Townhouse construction in the Lower Mainland. Premier John Horgan wants to expand supply of family residences and rental housing across the province. (Black Press files)

Four times as many homes built in Oliver in 2017

Housing construction is hot in Oliver.

  • Jan. 10, 2018 12:00 a.m.

The residential market is so hot in Oliver that four times as many houses were built in 2017 than the previous year.

In 2017, Oliver issued a total of 101 building permits, of those permits 45 were new residential permits. In 2016, 11 new residential permits were issued.

“It seems like more than before people have found where Oliver is,” Oliver Mayor Ron Hovanes said during a phone interview Wednesday.

The multi-term mayor said the community is often sheltered from the boom and bust of the economy as its residents come from a varied background.

“In my way of thinking… we attract a large number of the senior population that are looking for where to live, but our economy is also quite diverse. The corrections facility created 300 new jobs and that created a market for new housing. There’s pockets of business and industry and wine in the agriculture community that all have employees that need housing.”

Hovanes also noted high end tourism developments of recent years including Area 27, an elite car racing track, and world class events such as Festival of the Grape create a buzz for the community.

“There’s some really neat things happening here,” he said.

Values of housing ranged between as low as $63,000 for new mobile homes to as high as just over $700,000 for a new home build.

The value of new homes in the town was pegged at $11.9 million up from $3.6 million in 2016.

Hovanes said town councils for years have strived to support all kinds of housing options.

He noted that with the size of the town being just three-kilometers square, and it being surrounded by Agriculture Land Reserve properties and Osoyoos Indian Band land, options to grow are limited.
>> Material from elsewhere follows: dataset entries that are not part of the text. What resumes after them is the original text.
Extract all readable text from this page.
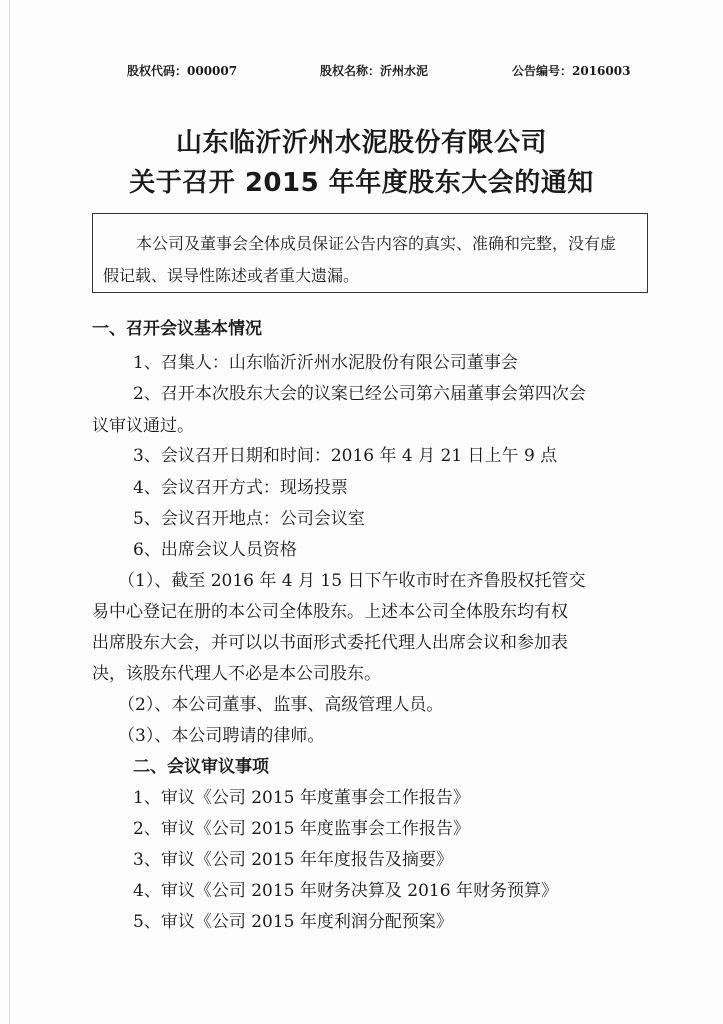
股权代码：000007	股权名称：沂州水泥	公告编号：2016003
山东临沂沂州水泥股份有限公司
关于召开 2015 年年度股东大会的通知
本公司及董事会全体成员保证公告内容的真实、准确和完整，没有虚
假记载、误导性陈述或者重大遗漏。
一、召开会议基本情况
1、召集人：山东临沂沂州水泥股份有限公司董事会
2、召开本次股东大会的议案已经公司第六届董事会第四次会
议审议通过。
3、会议召开日期和时间：2016 年 4 月 21 日上午 9 点
4、会议召开方式：现场投票
5、会议召开地点：公司会议室
6、出席会议人员资格
（1）、截至 2016 年 4 月 15 日下午收市时在齐鲁股权托管交
易中心登记在册的本公司全体股东。上述本公司全体股东均有权
出席股东大会，并可以以书面形式委托代理人出席会议和参加表
决，该股东代理人不必是本公司股东。
（2）、本公司董事、监事、高级管理人员。
（3）、本公司聘请的律师。
二、会议审议事项
1、审议《公司 2015 年度董事会工作报告》
2、审议《公司 2015 年度监事会工作报告》
3、审议《公司 2015 年年度报告及摘要》
4、审议《公司 2015 年财务决算及 2016 年财务预算》
5、审议《公司 2015 年度利润分配预案》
“We have very, very little room to grow. We don’t have urban sprawl and likely never will. We realized years ago to grow we need to densify, infill and repurpose land,” he said. “On our books today is a tonne of property that’s zoned for multi-family use, duplexes, triplexes. That’s all in our Official Community Plan.”
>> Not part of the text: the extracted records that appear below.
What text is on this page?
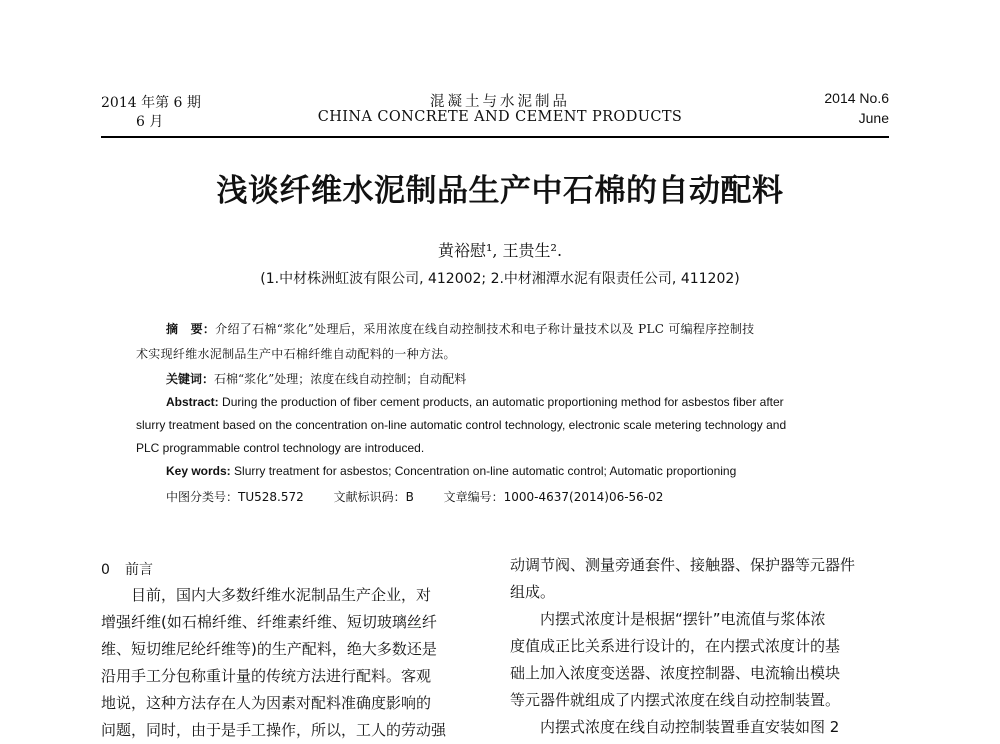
2014 年第 6 期
6 月
混凝土与水泥制品
CHINA CONCRETE AND CEMENT PRODUCTS
2014 No.6
June
浅谈纤维水泥制品生产中石棉的自动配料
黄裕慰¹, 王贵生².
(1.中材株洲虹波有限公司, 412002; 2.中材湘潭水泥有限责任公司, 411202)
摘　要：介绍了石棉“浆化”处理后，采用浓度在线自动控制技术和电子称计量技术以及 PLC 可编程序控制技
术实现纤维水泥制品生产中石棉纤维自动配料的一种方法。
关键词：石棉“浆化”处理；浓度在线自动控制；自动配料
Abstract: During the production of fiber cement products, an automatic proportioning method for asbestos fiber after
slurry treatment based on the concentration on-line automatic control technology, electronic scale metering technology and
PLC programmable control technology are introduced.
Key words: Slurry treatment for asbestos; Concentration on-line automatic control; Automatic proportioning
中图分类号：TU528.572 文献标识码：B 文章编号：1000-4637(2014)06-56-02
0 前言
目前，国内大多数纤维水泥制品生产企业，对
增强纤维(如石棉纤维、纤维素纤维、短切玻璃丝纤
维、短切维尼纶纤维等)的生产配料，绝大多数还是
沿用手工分包称重计量的传统方法进行配料。客观
地说，这种方法存在人为因素对配料准确度影响的
问题，同时，由于是手工操作，所以，工人的劳动强
动调节阀、测量旁通套件、接触器、保护器等元器件
组成。
内摆式浓度计是根据“摆针”电流值与浆体浓
度值成正比关系进行设计的，在内摆式浓度计的基
础上加入浓度变送器、浓度控制器、电流输出模块
等元器件就组成了内摆式浓度在线自动控制装置。
内摆式浓度在线自动控制装置垂直安装如图 2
Hovanes said the town was the first in the regional district to create a bylaw to allow for carriage houses and secondary suites type buildings.

Thirty-three residential improvement permits were issued in 2017 with a total improvement value of $641,000 compared to 34 in 2016 with a value of $1.178 million.

Multi-tenant permits were up with six issued in 2017 compared to one in 2016.

Commercial permits were relatively the same with 16 issued last year and 15 in 2016.